Книга Столичный доктор. Том V - Алексей Викторович Вязовский
Шрифт:
Интервал:
Закладка:
Качаю и качаю! Остальные врачи уже смотрят на меня, как на идиота. А остановиться не могу.
— Вы нам только шепните, Мы на помощь придем!О! Есть ритм. Посмотрел на часы. Девять минут качал. Ничего себе, клиническая смерть.
— Казак то мощный, — я кивнул санитарке, она вытерла мне лоб марлей.
Фуух, прямо устал. А впереди еще вся операция.
— Что, господа, продолжаем? — Склифосовский подмигнул мне — Какие песни нам исполняет Евгений Александрович, а? Прямо захочешь — не умрешь.

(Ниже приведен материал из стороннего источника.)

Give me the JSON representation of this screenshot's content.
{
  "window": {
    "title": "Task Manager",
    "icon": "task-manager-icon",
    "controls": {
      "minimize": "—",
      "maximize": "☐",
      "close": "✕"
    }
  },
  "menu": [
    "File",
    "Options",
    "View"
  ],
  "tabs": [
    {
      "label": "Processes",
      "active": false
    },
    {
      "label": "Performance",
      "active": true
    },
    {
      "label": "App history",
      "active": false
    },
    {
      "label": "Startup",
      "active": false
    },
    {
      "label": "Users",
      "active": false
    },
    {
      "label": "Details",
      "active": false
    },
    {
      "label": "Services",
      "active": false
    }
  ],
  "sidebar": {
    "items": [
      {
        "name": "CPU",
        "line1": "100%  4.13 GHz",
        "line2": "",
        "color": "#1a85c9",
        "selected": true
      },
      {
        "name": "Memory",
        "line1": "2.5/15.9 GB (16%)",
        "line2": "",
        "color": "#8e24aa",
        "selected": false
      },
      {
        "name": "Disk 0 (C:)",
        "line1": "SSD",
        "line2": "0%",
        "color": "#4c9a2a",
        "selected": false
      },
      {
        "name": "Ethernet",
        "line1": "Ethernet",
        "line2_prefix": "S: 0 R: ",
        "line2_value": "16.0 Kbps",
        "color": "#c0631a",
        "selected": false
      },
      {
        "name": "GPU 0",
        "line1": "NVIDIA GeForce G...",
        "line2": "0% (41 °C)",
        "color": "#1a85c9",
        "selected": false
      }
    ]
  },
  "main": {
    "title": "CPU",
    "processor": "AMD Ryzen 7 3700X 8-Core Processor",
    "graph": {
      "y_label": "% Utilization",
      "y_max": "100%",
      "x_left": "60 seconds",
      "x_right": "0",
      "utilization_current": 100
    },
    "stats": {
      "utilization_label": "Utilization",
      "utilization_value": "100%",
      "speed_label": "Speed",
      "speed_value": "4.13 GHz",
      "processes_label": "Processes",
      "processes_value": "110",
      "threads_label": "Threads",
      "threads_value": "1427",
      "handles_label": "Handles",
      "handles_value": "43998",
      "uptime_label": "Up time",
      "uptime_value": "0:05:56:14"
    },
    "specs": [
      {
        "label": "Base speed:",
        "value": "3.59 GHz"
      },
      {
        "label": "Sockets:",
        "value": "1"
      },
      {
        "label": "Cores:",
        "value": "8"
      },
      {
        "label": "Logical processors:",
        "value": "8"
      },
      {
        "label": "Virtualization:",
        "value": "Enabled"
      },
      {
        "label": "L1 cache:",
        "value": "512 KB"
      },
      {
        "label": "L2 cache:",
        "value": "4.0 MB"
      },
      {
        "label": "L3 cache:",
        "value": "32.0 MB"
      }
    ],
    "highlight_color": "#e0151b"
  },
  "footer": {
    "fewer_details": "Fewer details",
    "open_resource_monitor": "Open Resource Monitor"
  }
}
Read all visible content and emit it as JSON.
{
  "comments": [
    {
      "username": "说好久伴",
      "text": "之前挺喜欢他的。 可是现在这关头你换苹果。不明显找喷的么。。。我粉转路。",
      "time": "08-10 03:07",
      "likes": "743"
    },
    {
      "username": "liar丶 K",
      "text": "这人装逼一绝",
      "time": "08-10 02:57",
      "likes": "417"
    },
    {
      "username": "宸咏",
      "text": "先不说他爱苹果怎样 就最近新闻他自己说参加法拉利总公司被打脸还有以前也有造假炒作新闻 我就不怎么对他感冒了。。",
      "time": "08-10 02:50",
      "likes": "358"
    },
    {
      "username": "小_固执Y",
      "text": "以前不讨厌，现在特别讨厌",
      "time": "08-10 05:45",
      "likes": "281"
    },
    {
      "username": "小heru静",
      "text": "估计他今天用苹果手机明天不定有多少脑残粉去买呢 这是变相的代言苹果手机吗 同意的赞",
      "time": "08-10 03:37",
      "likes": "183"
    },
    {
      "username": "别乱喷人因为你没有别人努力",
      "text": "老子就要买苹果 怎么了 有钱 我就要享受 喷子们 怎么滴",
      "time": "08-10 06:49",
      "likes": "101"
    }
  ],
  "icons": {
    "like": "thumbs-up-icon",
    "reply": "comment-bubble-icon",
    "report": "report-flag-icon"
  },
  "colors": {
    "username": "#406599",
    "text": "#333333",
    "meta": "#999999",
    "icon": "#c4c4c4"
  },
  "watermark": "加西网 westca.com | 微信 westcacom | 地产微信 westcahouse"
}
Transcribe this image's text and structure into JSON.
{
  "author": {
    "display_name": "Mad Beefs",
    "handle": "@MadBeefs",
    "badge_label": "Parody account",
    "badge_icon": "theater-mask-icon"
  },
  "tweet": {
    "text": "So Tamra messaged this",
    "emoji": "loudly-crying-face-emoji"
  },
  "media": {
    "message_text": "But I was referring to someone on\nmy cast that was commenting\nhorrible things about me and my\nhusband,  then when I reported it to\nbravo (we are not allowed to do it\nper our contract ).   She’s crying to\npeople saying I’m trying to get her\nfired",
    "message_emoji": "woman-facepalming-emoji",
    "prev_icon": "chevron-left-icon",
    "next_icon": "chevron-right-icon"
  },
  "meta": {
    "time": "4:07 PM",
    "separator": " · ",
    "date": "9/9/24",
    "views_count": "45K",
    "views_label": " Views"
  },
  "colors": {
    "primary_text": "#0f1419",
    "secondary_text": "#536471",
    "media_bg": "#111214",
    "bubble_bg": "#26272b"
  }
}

— Ясное дело продолжаем, — буркнул я. — Разворотить всё успели, а назад собирать кто будет? Только я всё же схожу в сортир.
* * *Закончили через восемь с половиной часов. После реанимации всё пошло по плану, будто судьба решила нас больше не испытывать. Теперь бы только перистальтика завелась, потому что динамическая кишечная непроходимость, или, как сейчас принято говорить, илеус — главный враг и больного, и хирурга. А назогастральные зонды в этом времени мне не нравятся совершенно — толстые и бестолковые, потому что резина — она и в Африке не самый подходящий для этого материал. Промывай это чудо медицинской техники хоть сто раз в день, всё равно засорится. Да и морфий, который сейчас будут щедро колоть генералу, бодрости гладкой мускулатуры не способствует. А куда деваться?
Но это впереди. Пока Бунакова, самостоятельно дышащего, с пристойным давлением сто на пятьдесят, понесли в палату. Кора вроде не пострадала, тьфу-тьфу-тьфу, зрачки одинаковые, не плавают, мозговая иннервация без перемен, а главное, отходящий от наркоза Василий Александрович просипел что-то матерное, самостоятельно, без всяких побуждений. Я ведь помню реплику Дьяконова во время реанимации. Прав Петр Иванович, тысячу раз прав — не хватает непрямого массажа сердца, чтобы обеспечить нормальную перфузию крови в мозги. Но медицина — наука, признающая чудеса, хотя их и не творящая. Вот я на такое надеюсь, что голова у нашего пациента на месте осталась.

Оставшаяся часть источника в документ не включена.